Ein überaus großes Heer Gottes für die Weltmission

Hesekiel 37,1 – 14
Leitvers 37,10

„Und ich weissagte, wie er mir befohlen hatte. Da kam der Odem in sie und sie wurden wieder lebendig und stellten sich auf ihre Füße, ein überaus großes Heer.“

Wir danken Gott, dass wir im vergangenen Jahr durch das Studium des Buches Exodus Gottes Hoffnung für sein sklavisches Volk kennen lernen durften. Gott hatte Hoffnung und erzog sein Volk durch das tägliche Brot und gab ihnen seine Gebote, um sie als Königreich von Priestern und heiliges Volk zu gebrauchen. Wir durften 2018 auch durch das Markusevangelium Jesu Leiterschaft, insbesondere seinen Glauben kennen lernen und Gottes gnädiges Wirken durch den Glauben an Gott sehen, dass er vier neue Weltmissionsmitarbeiter – Hirtin Joyce, Hirtin Aster, Hirte Noah und Hirte Matthäus -, eine gott- und missionszentrierte Hausgemeinde der nächsten Generation – Hirte Peter und Missionarin Sara Ryu – und durch das Global Leadership Empowerment Forum (GLEF) sieben junge Leiter als selbstmotivierte Bibellehrer aufstellte.

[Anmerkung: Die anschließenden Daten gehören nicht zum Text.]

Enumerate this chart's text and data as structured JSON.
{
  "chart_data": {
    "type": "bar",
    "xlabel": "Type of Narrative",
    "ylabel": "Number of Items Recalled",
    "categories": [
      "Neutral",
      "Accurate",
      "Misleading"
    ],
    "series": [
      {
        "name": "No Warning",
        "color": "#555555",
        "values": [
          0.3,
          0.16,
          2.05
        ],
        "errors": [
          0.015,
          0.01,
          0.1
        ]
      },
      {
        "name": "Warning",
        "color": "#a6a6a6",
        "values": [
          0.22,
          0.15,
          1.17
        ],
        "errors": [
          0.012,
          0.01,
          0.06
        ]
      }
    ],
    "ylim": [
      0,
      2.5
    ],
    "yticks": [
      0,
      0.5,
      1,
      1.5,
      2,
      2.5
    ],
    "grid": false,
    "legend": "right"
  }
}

Unser Leitwort auch für 2019 ist Hesekiel 37,10. Lasst uns heute Hesekiels Glaube und Gottes Vision kennen lernen und in diesem Jahr durch die Bibelforschung aus den fünf Büchern Mose, das Frühgebet, das Bilden von Zweierbibelstudiumteams, das GLEF, die Europäische Sommerbibelkonferenz (ESBK) und die Errichtung von Missionsstützpunkten in den muslimischen Ländern dafür kämpfen, dass Gott unter den jungen Menschen am Campus und unter der nächsten Generation ein überaus großes Heer für die Weltmission aufrichtet.

1. Hesekiels Glaube (1-3)

Betrachten wir Vers 1: „Des Herrn Hand kam über mich, und er führte mich hinaus im Geist des Herrn und stellte mich mitten auf ein weites Feld; das lag voller Totengebeine.“ Hesekiel war 597 v. Chr., acht Jahre nach Daniel, in die babylonische Gefangenschaft verschleppt worden. Gott hatte sein Volk mit mächtigen Zeichen und Wundern aus der Knechtschaft in Ägypten geführt. Er hatte mit ihnen seinen Bund geschlossen und ihnen seine Worte gegeben, durch die der Mensch lebt, wenn er sie tut. Er hatte sie immer wieder durch seine Propheten ermahnt. Sie aber hatten ihn und sein Wort hartnäckig verworfen. Schließlich war über sie gekommen, was er in seinem Wort angekündigt hatte. Zuerst Israel und dann auch Juda wurden erobert und gefangen weggeführt. Sie erfuhren die bittere Folge ihrer Abtrünnigkeit.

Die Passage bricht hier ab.